Ah be Orpencim, attın tribüne demek :-) Bak MeGu da ekonomik yöneden incelemişti zaten. Hem sosyal mevzular bir bütündür, herşeyi içerir, sevinirdim analizini okusaydım yaa :-) Sonuçta incelenecek şey insan psikolojisi, seni de ilgilendirir :-). Neyse artık bir dahaki sefere :-)
Bu arada memur maaşları kısmına derhal bakıyorummm :-)

Adsız dedi ki...

Arzucum, çok güzel ve detaylı yazmışsın! Bize ne kaldı ki? :)
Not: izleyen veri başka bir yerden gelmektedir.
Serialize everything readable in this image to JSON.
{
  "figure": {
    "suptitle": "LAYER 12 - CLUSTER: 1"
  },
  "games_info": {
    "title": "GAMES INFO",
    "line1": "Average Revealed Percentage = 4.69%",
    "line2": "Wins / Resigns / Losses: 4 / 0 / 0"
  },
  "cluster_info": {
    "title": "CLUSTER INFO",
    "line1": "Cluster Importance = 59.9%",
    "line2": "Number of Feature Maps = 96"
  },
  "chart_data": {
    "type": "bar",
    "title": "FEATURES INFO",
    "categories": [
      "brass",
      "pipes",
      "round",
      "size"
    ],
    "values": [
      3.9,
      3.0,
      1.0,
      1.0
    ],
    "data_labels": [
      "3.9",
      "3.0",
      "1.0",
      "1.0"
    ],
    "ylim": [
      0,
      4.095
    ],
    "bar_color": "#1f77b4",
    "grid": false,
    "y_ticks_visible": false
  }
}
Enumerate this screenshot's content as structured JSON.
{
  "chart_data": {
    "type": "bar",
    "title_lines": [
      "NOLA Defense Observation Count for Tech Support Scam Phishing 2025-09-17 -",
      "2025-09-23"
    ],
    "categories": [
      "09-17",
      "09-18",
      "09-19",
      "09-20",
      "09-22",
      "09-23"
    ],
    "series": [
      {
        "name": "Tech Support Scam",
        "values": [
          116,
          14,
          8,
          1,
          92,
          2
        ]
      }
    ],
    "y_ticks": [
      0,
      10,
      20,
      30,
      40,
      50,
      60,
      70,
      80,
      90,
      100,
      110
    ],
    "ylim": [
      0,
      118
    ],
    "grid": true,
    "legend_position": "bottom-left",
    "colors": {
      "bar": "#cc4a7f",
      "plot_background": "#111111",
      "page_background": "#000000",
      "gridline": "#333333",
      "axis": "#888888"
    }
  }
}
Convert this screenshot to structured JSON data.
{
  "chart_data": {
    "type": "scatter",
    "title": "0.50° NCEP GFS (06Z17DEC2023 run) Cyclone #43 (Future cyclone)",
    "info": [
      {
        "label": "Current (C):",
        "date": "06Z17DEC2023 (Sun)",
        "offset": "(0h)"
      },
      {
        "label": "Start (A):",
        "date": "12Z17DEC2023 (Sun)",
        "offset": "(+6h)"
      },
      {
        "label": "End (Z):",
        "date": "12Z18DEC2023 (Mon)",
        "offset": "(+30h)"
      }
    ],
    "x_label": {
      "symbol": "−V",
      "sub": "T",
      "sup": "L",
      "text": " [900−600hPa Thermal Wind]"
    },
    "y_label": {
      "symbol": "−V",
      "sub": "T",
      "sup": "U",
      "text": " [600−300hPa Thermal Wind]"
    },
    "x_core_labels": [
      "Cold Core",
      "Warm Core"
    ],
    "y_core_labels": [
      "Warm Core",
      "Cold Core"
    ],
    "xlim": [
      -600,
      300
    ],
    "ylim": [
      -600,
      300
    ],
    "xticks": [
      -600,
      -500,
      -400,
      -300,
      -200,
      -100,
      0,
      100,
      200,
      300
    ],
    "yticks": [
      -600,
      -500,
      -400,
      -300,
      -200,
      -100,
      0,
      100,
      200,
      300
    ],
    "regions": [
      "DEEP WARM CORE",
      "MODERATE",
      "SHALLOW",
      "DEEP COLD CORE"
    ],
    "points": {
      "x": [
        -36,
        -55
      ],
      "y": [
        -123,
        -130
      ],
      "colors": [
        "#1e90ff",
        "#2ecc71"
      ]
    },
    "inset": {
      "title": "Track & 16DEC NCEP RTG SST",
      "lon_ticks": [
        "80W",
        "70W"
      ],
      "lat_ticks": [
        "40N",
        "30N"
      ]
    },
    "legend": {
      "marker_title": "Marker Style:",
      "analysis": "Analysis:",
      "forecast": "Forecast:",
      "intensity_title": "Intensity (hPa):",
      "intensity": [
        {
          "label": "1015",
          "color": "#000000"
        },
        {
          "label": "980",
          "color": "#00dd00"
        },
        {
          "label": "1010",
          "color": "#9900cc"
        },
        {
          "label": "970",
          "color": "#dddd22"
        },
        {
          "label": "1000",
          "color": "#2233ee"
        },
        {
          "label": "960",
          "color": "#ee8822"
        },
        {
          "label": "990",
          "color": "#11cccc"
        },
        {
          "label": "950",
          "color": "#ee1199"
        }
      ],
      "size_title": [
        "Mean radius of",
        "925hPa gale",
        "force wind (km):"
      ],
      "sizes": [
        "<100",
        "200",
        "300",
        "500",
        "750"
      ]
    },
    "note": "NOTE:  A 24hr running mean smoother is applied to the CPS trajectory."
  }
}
Dur bakalım neler çıkaracağız! :)

UzunPaslar dedi ki...

fazlasıyla detaylı bir yazı olmuş hatta hepsini okuduğum için de kendimi tebrik ettim.
yazının konusuna gelince; söylediklerinizde facebook konusuna tamamıyla katılıyorum. facebook bir nevi içerisine kendi izninizle batabileceğiniz bir bataklık gibi ne kadar gömüleceğiniz size kalmış.
diğer arkadaşlık siteleri fedai tiplere hizmet ediyor, oranın müşterisi de aslında neyle karşılaşacağını biliyor. yani alan razı veren razı durumu.